Our research led us to farmer-activists who questioned the U.S. government policy of paying subsidies to farmers to not cultivate overabundant crops, such as corn and soybeans, yet putting a ban on growing a fiber crop that has thousands of uses, none of them drug-related.
It didn’t take long for us to follow this issue down a different but related path, which ended on the back porch of a small house on the Pine Ridge Indian Reservation, home of the Oglala Lakota.
On August 10, 2002, we traveled from Chicago through the Badlands of South Dakota. After passing buffalo fences and a horse corral, we pulled into a dusty driveway, where we were greeted by Alex White Plume, who apologized for being in a bad mood on such a beautiful day. He informed us that 10 minutes earlier, the DEA had served him with a summons detailing eight federal charges against him. We asked Alex if we could put a microphone on him. He obliged, and we started filming.
Alex was the first known person to grow industrial hemp within the borders of the United States in over 40 years. His previous two years of cultivation had ended in DEA raids. And yet he planted again this third year. Why?
The more we got to know the White Plume family — with whom we would work over the next five years — the more we became conscious of the many forces that shape and challenge them. Life on the reservation is characterized by hope, community, spirituality, beauty, struggle, strength, oppression, lack of opportunity, historical trauma and all the ills stemming from poverty that are difficult for some to imagine but that really exist within the United States.
As often happens with documentary, our story found us. The White Plumes’ hemp cultivation was what drew us to their land, but we quickly realized that hemp is only a part of the larger story of this one family’s efforts to maintain their values and their way of life. When we arrived on the reservation, we were ignorant about the sovereignty of Indian Nations and the existence of tribal governments.

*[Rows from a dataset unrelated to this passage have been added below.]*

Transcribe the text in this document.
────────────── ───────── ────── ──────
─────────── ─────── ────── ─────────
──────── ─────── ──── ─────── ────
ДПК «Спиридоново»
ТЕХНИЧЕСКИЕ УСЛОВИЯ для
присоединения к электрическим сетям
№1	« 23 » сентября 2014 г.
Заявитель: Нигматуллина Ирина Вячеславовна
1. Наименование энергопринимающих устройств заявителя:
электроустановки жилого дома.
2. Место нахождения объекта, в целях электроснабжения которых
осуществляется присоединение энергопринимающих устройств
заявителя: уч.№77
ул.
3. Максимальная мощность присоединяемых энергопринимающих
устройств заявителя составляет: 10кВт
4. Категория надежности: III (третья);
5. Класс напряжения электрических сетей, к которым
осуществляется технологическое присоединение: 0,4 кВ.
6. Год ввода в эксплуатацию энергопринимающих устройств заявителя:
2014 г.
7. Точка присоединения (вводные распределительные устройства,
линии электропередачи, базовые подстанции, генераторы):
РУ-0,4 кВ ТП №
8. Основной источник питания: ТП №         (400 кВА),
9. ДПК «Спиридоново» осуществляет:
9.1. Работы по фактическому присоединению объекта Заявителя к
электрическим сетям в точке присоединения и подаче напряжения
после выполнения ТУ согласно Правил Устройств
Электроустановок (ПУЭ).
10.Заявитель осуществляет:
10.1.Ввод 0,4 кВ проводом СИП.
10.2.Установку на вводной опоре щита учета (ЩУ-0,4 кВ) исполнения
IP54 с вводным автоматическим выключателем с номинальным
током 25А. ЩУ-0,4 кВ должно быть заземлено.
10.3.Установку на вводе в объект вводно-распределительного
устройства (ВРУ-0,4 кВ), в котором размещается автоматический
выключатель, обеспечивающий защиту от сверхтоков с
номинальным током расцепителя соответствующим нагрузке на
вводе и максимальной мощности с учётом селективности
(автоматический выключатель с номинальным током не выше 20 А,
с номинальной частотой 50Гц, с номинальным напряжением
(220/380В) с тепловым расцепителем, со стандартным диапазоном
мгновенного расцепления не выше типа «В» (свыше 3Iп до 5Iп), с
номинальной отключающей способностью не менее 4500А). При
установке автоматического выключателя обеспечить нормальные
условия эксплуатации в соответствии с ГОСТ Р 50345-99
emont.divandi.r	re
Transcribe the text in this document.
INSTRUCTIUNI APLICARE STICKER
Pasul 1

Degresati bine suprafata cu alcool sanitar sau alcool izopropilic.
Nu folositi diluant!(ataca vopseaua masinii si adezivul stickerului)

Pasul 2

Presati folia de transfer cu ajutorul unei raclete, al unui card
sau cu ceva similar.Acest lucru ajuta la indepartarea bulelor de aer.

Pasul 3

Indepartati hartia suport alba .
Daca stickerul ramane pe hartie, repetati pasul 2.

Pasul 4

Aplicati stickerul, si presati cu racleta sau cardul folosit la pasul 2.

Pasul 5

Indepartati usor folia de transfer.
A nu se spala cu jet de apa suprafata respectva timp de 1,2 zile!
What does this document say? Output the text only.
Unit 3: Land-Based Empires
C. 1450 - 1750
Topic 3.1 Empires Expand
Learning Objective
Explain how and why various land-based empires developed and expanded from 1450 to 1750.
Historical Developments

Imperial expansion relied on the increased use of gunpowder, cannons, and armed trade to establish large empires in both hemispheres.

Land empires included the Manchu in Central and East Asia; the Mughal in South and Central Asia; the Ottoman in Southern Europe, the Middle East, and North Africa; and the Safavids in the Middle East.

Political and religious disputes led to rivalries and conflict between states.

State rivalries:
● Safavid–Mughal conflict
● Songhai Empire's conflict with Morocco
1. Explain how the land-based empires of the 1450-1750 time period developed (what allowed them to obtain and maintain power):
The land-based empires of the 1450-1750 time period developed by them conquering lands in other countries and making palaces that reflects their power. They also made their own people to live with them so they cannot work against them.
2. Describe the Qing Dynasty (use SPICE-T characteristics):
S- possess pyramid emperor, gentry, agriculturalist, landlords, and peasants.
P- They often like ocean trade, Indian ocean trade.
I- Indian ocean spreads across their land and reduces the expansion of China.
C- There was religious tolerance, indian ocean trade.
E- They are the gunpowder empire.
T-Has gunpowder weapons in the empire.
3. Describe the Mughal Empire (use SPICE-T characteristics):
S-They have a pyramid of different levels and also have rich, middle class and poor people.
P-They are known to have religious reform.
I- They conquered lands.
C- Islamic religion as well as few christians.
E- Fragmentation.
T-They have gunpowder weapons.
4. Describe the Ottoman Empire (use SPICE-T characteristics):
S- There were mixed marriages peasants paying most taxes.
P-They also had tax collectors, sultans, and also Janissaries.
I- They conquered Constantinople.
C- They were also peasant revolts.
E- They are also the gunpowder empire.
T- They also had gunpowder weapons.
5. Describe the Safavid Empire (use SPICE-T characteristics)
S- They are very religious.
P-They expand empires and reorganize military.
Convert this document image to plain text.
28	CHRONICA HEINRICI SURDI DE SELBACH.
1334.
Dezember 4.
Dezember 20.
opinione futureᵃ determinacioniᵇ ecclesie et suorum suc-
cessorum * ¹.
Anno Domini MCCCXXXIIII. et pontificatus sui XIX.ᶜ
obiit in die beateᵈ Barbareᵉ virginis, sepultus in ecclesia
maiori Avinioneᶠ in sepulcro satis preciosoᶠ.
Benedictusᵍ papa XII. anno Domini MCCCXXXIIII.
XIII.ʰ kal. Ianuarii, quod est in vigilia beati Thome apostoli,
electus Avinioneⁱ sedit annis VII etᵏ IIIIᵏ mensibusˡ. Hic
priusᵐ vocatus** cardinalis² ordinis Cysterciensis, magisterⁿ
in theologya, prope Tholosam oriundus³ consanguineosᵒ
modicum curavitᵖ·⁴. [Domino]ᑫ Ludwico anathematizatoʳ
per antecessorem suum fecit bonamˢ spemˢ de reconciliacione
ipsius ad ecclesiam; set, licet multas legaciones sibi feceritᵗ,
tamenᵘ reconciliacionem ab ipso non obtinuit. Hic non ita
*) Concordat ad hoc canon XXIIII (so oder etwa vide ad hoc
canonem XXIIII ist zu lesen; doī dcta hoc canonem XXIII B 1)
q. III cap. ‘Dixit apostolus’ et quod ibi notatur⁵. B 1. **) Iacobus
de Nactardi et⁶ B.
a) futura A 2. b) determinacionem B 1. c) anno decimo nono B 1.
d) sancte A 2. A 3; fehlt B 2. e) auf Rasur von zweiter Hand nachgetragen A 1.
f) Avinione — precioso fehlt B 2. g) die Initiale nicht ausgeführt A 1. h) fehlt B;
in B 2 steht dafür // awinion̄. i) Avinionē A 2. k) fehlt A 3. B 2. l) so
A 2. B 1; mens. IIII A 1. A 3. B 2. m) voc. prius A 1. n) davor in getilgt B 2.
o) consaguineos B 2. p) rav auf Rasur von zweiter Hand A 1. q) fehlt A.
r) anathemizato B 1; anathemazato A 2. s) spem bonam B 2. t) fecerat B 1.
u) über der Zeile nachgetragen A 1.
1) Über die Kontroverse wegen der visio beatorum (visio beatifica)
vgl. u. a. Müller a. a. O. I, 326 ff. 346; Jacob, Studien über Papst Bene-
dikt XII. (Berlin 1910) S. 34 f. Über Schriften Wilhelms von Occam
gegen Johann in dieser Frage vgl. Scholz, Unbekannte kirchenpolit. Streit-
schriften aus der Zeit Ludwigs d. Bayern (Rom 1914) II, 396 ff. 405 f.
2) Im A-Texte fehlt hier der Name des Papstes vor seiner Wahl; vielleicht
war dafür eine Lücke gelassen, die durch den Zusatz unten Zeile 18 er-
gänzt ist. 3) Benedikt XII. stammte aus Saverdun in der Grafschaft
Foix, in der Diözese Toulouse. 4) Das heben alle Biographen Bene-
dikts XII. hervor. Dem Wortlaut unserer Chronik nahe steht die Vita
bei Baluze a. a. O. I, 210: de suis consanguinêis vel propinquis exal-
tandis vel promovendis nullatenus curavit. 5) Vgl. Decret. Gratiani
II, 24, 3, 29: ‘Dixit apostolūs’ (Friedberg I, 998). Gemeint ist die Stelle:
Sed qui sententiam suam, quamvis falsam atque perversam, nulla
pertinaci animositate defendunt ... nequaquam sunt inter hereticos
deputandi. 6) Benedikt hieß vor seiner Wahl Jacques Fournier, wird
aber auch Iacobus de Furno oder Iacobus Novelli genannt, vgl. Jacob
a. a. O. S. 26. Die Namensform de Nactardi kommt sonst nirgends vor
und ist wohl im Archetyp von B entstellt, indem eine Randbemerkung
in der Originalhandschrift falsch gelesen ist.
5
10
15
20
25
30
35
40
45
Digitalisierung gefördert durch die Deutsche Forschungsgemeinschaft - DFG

We had little understanding of the strong bonds of culture, history and tradition that the Lakota share, or of their tight-knit family structures.
However, after Debra White Plume agreed to sign on as our Associate Producer we were confident the story would be crafted authentically.
What we found in Alex White Plume’s experiences symbolized the struggle for sovereignty and showed us a man whose daily actions model the values he seeks to preserve on the reservation, either intentionally, for the benefit of the younger generations, or unintentionally, as he navigates his way through the series of federal roadblocks placed in the way of his path to a sustainable economy.
Documentary filmmaking requires faith — in your story, in yourself, in the subject, in your ability to get it done and in the belief that somehow people will actually see the film and be changed by it. “Standing Silent Nation” aims to empower our audience to work to create social change for all people in order to ensure the sustainability of cultures and historical traditions for future generations.